"Reggae, de l'exil à l'utopie"
Abstract
L’arrachement au berceau africain, l’exil des Jamaïcains dans une île des Caraïbes les conduisent
tantôt à des actions concrètes, tantôt à une posture d’idéalisation. Idéalisation d’un territoire vierge
de toute domination, le territoire du marronnage et des communautés, mais qui aboutit à un
renouveau des pratiques sociales, à une philosophie et à des usages nouveaux, qui vont essaimer
dans le monde entier – à partir de la création de la communauté du Pinacle et en parallèle avec le
culte des marrons qui n’appartient pas à la contre-culture, mais à la culture jamaïcaine. Il s'agira ici se focaliser sur les textes, et en particulier sur la posture d’idéalisation qui
dessine des territoires imaginaires ou fantasmés dans les « lyrics » du reggae.

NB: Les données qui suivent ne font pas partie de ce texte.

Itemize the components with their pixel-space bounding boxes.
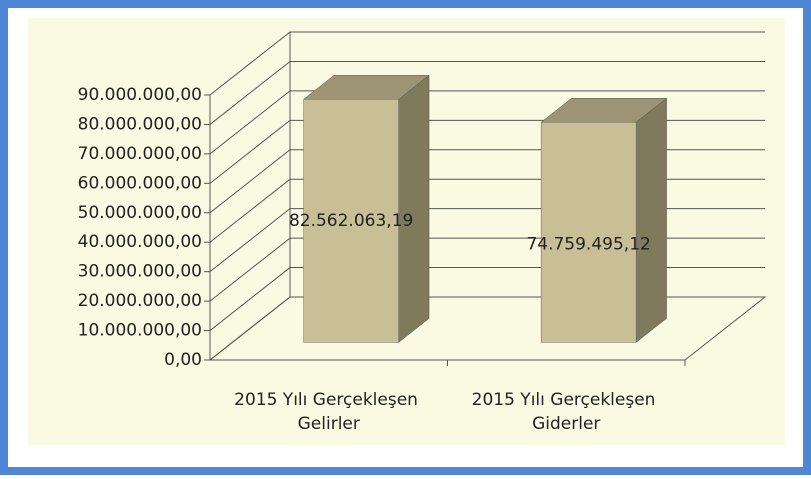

Le rêve d’un retour en
Afrique relève du mythe, tant les Jamaïcains sont africains par les racines, mais américains dans leur
ambition. A côté de ce mythe du « Back to Africa », qui a vécu avec le naufrage économique de la
« Blackstarline » se dessinent plusieurs pays imaginaires, dont la topographie est particulièrement
floue, mais dont les traits idéalisés se rattachent à la spiritualité copte (cf. l’Amharique de
Sattamassagana) ou au mythe de l’Eden et du paradis (Dreamland). Au-delà de cet imaginaire ancré
dans des territoires, le sentiment d’appartenir à plusieurs cultures, le métissage et le mysticisme
jouent un rôle préventif vis-à-vis de tout ce qui pourrait ressembler à des bornes intérieures. Le
reggae tend à exprimer et à amplifier ce sentiment d’ouverture. Attaché à un credo unitaire, le reggae revendique une dimension interpersonnelle, postulant le caractère pacificateur des vibrations créées par certains stupéfiants et la musique.